Il a dit déplorer «un manque de sensibilisation, de préoccupation de la part des différents intervenants» sur ces questions.

La présidente de la Fédération des commissions scolaires, Josée Bouchard, a réagi en s'en prenant aux coupes effectuées dans les budgets des commissions.

«C'est à coup de centaines de millions de dollars que l'on coupe dans nos enveloppes administratives», a-t-elle commenté.

«Entre choisir de supprimer de l'aide aux enfants en difficultés dans les classes — quand on décide d'ajouter des ressources — et réduire un petit peu l'entretien ménager, souvent c'est ce choix-là qui est fait, de réduire l'entretien ménager», a ajouté Mme Bouchard pour justifier la situation.

La ministre de l'Éducation, Marie Malavoy, n'a pas fait de commentaire.
3 commentaires
  • Richard Laroche - Inscrit 29 novembre 2012 17 h 03

    Étrange spécificité

    Je m'interrogerais également sur la répartition avec laquelle notre argent est dépensée, tant pour le problème de la qualité de l'air, des rénovations et aussi de la qualité de l'enseignement et des services.

    J'aimerais bien voir l'essentiel des données auxquelles auraient eu accès le vérificateur pour aboutir à cette conclusion.

  • Chris G. Eustace - Abonné 29 novembre 2012 17 h 09

    Inspecter et faire rapport au conseil d'établissement

    29 novembre 2012


    J'ai suis heureux de lire cet article sur la qualité de l'air, les moisissures et autres problèmes de santé connexes dans nos écoles.

    Depuis longtemps, j'ai fait des pressions sur la Commission Scolaire Lester B. Pearson pour inspecter l'ensemble de ses écoles et de rapporter les résultats et les conclusions au conseil d'établissement.

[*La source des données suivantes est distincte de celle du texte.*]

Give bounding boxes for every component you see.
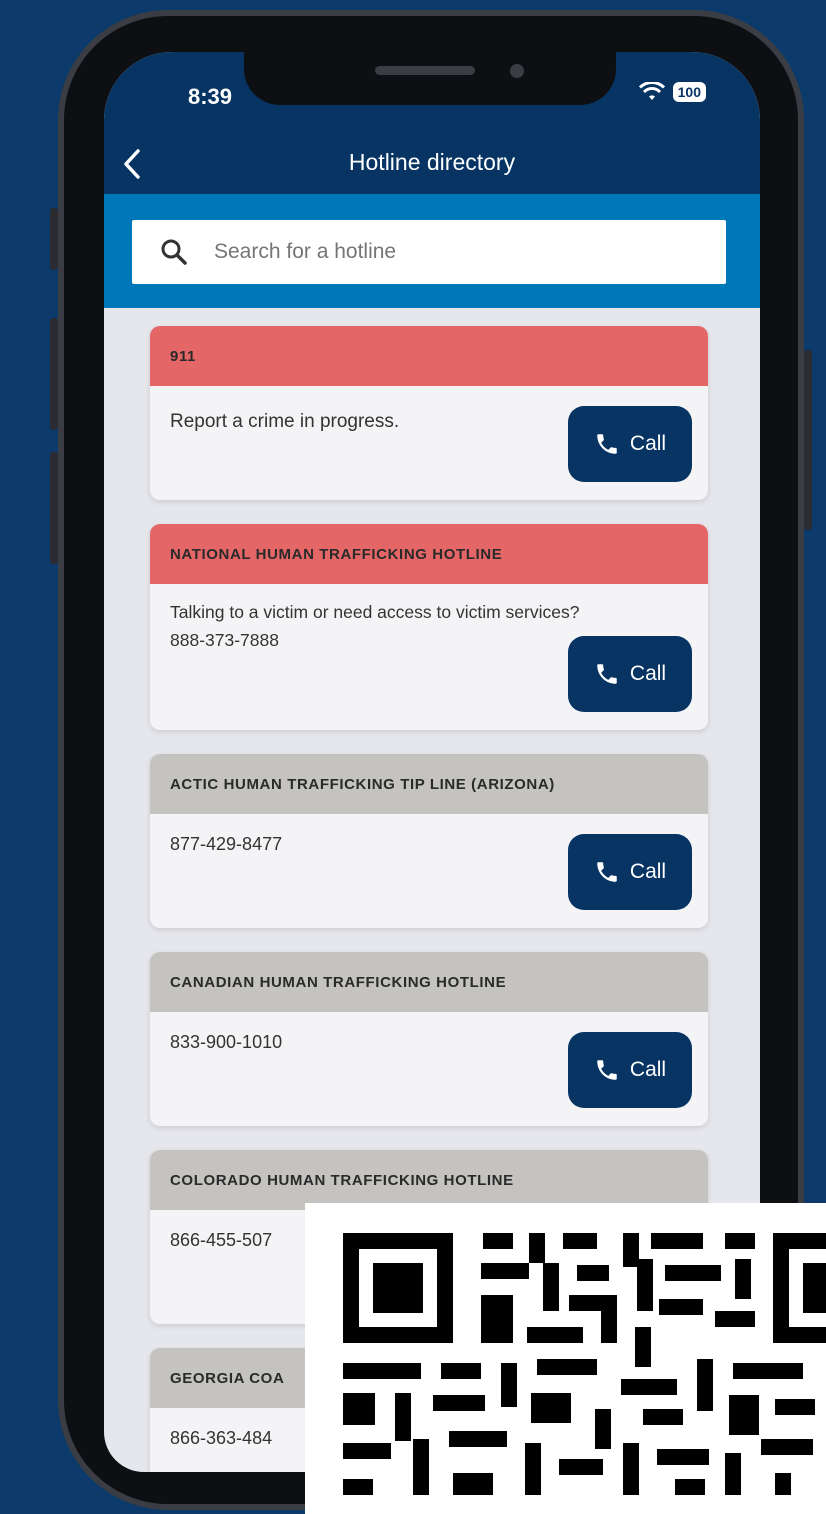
phone-side-button <box>50 208 58 270</box>
app-header: Hotline directory <box>104 136 760 194</box>
call-button-label: Call <box>629 432 667 455</box>
status-time: 8:39 <box>188 84 233 109</box>
hotline-card: NATIONAL HUMAN TRAFFICKING HOTLINE Talki… <box>150 524 708 730</box>
phone-icon <box>597 1060 617 1080</box>
phone-icon <box>597 862 617 882</box>
call-button[interactable]: Call <box>568 406 692 482</box>
front-camera <box>510 64 524 78</box>
speaker-grille <box>375 66 475 75</box>
phone-icon <box>597 434 617 454</box>
phone-icon <box>597 664 617 684</box>
phone-side-button <box>804 350 812 530</box>
search-box[interactable] <box>132 220 726 284</box>
qr-code <box>305 1203 826 1514</box>
call-button[interactable]: Call <box>568 1032 692 1108</box>
hotline-name: NATIONAL HUMAN TRAFFICKING HOTLINE <box>150 524 708 584</box>
phone-side-button <box>50 318 58 430</box>
call-button-label: Call <box>629 662 667 685</box>
search-section <box>104 194 760 308</box>
search-input[interactable] <box>214 240 694 264</box>
call-button-label: Call <box>629 860 667 883</box>
call-button[interactable]: Call <box>568 834 692 910</box>
status-icons: 100 <box>638 82 706 102</box>
hotline-card: CANADIAN HUMAN TRAFFICKING HOTLINE 833-9… <box>150 952 708 1126</box>
hotline-description: Talking to a victim or need access to vi… <box>170 602 580 622</box>
hotline-name: ACTIC HUMAN TRAFFICKING TIP LINE (ARIZON… <box>150 754 708 814</box>
search-icon <box>160 237 190 267</box>
wifi-icon <box>638 82 665 100</box>
hotline-name: COLORADO HUMAN TRAFFICKING HOTLINE <box>150 1150 708 1210</box>
hotline-name: 911 <box>150 326 708 386</box>
hotline-card: 911 Report a crime in progress. Call <box>150 326 708 500</box>
call-button[interactable]: Call <box>568 636 692 712</box>
call-button-label: Call <box>629 1058 667 1081</box>
hotline-card: ACTIC HUMAN TRAFFICKING TIP LINE (ARIZON… <box>150 754 708 928</box>
battery-indicator: 100 <box>672 82 706 102</box>
phone-side-button <box>50 452 58 564</box>
hotline-name: CANADIAN HUMAN TRAFFICKING HOTLINE <box>150 952 708 1012</box>
page-title: Hotline directory <box>348 149 516 175</box>
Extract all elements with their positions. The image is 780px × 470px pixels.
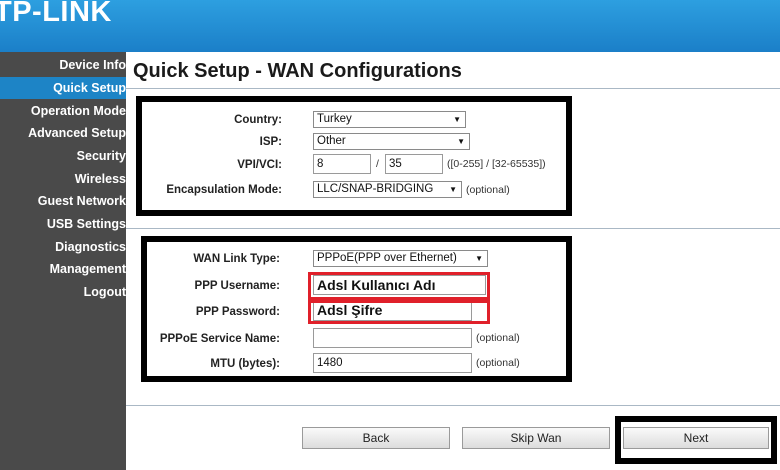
back-button[interactable]: Back xyxy=(302,427,450,449)
isp-value: Other xyxy=(317,135,346,147)
vpivci-hint: ([0-255] / [32-65535]) xyxy=(447,158,546,170)
vpivci-separator: / xyxy=(376,158,379,170)
sidebar-item-diagnostics[interactable]: Diagnostics xyxy=(0,236,126,258)
divider xyxy=(126,405,780,406)
chevron-down-icon: ▼ xyxy=(457,137,465,146)
encapsulation-value: LLC/SNAP-BRIDGING xyxy=(317,183,434,195)
vpi-field[interactable]: 8 xyxy=(313,154,371,174)
sidebar-item-logout[interactable]: Logout xyxy=(0,281,126,303)
ppp-password-label: PPP Password: xyxy=(195,306,280,318)
main-content: Quick Setup - WAN Configurations Country… xyxy=(126,52,780,470)
encapsulation-select[interactable]: LLC/SNAP-BRIDGING ▼ xyxy=(313,181,462,198)
ppp-username-label: PPP Username: xyxy=(194,280,280,292)
pppoe-service-field[interactable] xyxy=(313,328,472,348)
skip-wan-button[interactable]: Skip Wan xyxy=(462,427,610,449)
wan-link-type-value: PPPoE(PPP over Ethernet) xyxy=(317,252,457,264)
pppoe-service-optional: (optional) xyxy=(476,332,520,344)
sidebar-item-management[interactable]: Management xyxy=(0,258,126,280)
isp-select[interactable]: Other ▼ xyxy=(313,133,470,150)
mtu-field[interactable]: 1480 xyxy=(313,353,472,373)
sidebar-item-quick-setup[interactable]: Quick Setup xyxy=(0,77,126,99)
pppoe-service-label: PPPoE Service Name: xyxy=(159,333,280,345)
divider xyxy=(126,88,780,89)
country-label: Country: xyxy=(234,114,282,126)
sidebar-item-operation-mode[interactable]: Operation Mode xyxy=(0,100,126,122)
country-select[interactable]: Turkey ▼ xyxy=(313,111,466,128)
divider xyxy=(126,228,780,229)
country-value: Turkey xyxy=(317,113,352,125)
sidebar-item-guest-network[interactable]: Guest Network xyxy=(0,190,126,212)
brand-logo: TP-LINK xyxy=(0,0,112,28)
sidebar-item-wireless[interactable]: Wireless xyxy=(0,168,126,190)
chevron-down-icon: ▼ xyxy=(449,185,457,194)
sidebar-item-advanced-setup[interactable]: Advanced Setup xyxy=(0,122,126,144)
page-title: Quick Setup - WAN Configurations xyxy=(133,60,462,82)
sidebar-item-usb-settings[interactable]: USB Settings xyxy=(0,213,126,235)
header-bar: TP-LINK xyxy=(0,0,780,52)
sidebar-item-device-info[interactable]: Device Info xyxy=(0,54,126,76)
ppp-username-value: Adsl Kullanıcı Adı xyxy=(317,277,436,293)
chevron-down-icon: ▼ xyxy=(453,115,461,124)
vpivci-label: VPI/VCI: xyxy=(237,159,282,171)
vci-field[interactable]: 35 xyxy=(385,154,443,174)
next-button[interactable]: Next xyxy=(623,427,769,449)
ppp-password-value: Adsl Şifre xyxy=(317,302,383,318)
mtu-optional: (optional) xyxy=(476,357,520,369)
wan-link-type-label: WAN Link Type: xyxy=(193,253,280,265)
sidebar-item-security[interactable]: Security xyxy=(0,145,126,167)
chevron-down-icon: ▼ xyxy=(475,254,483,263)
isp-label: ISP: xyxy=(259,136,282,148)
wan-link-type-select[interactable]: PPPoE(PPP over Ethernet) ▼ xyxy=(313,250,488,267)
mtu-label: MTU (bytes): xyxy=(210,358,280,370)
encapsulation-optional: (optional) xyxy=(466,184,510,196)
sidebar: Device Info Quick Setup Operation Mode A… xyxy=(0,52,126,470)
encapsulation-label: Encapsulation Mode: xyxy=(166,184,282,196)
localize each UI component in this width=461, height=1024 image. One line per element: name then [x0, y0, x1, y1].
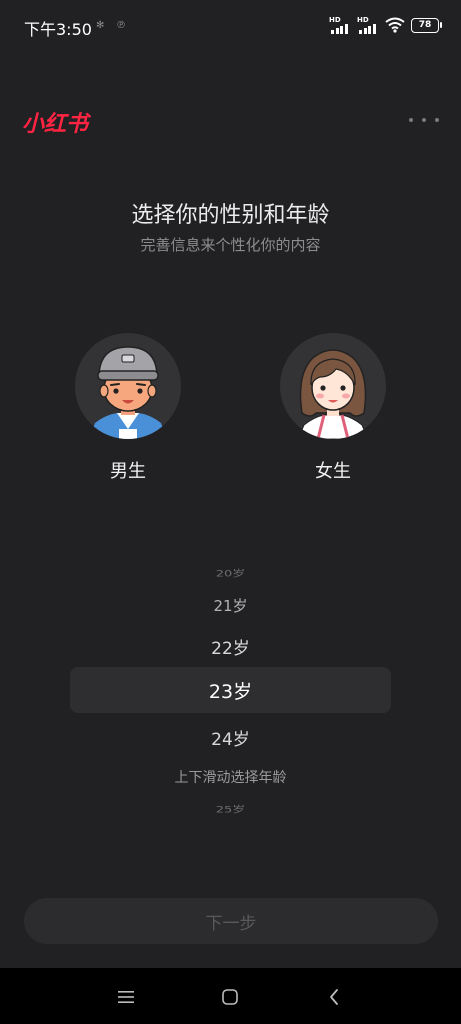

Ce rapport devrait également inclure tout travail qui doit être fait à l'école.

    Le lundi 26 novembre 2012, j'ai assisté à la réunion du Conseil de la Commission scolaire Lester B. Pearson et ils ont encore repoussé l'idée: inspecter les écoles et faire rapport au conseil d'établissement. ( Inspect and report to Governing Boards)

    La Présidente Suanne Stein Day a dit que les conseils d'établissements n'ont pas besoin de tout savoir au sujet de leurs écoles ....


    Vraiment?


    Rappelons-nous que nous parlons de la santé et la sécurité des enfants, de leurs enseignants, des directeurs d'école et d'autres personnes qui travaillent dans les écoles. (Nous ne parlons pas de ventes de pâtisseries, d’excursions, etc ..)


    Le gouvernement du Québec doit ordonner aux Commissions Scolaires d’informer les parents de l’état et de la santé de leurs écoles ....

    Plus d'informations sur ce lien:

    http://www.ledevoir.com/societe/education/361231/m


    Chris Eustace

  • Danielle Thibault - Inscrite 1 décembre 2012 14 h 06

    Un véritable problème

    Je travaille dans le milieu scolaire depuis 21 ans et le problème de qualité de l'air existe aussi dans les écoles secondaires. Le problème est encore plus criant dans les écoles qui sont munies de ventilation mécanique.

    Selon moi, il y a une manque a gagner des diverses commissions scolaires pour régler définitivement le problème. Le parc immobilier a été trop longtemps négligé et le travail est titanesque. Les commissions scolaires doivent faire des choix qui ne sont pas toujours évidents. C'est de la volonté politique qu'il nous faut pour améliorer le problème de qualité de l'air qui affecte le personnel et les enfants qui se trouvent dans les établissements d'éducation. Je suis contente de voir qu'on commence à réaliser l'ampleur de la tâche et j'ai espoir que nos dirigeants auront le souci de prioriser la santé de nos enfants ainsi que de son personnel et ce, sans avoir à se préoccuper de règles budgétaires qui nous rendent carrément malades. Il faut tout d'abord connaître l'ampleur du problème , trouver des solutions et finalement les appliquer. En ne réparant pas correctement les établissements d'enseignement, on crée un autre problème qui lui déborde du côté des hôpitaux. Cela coûte donc très cher à la société. Je crois qu'il est urgent d'agir car il en va de l'intérêt de tous!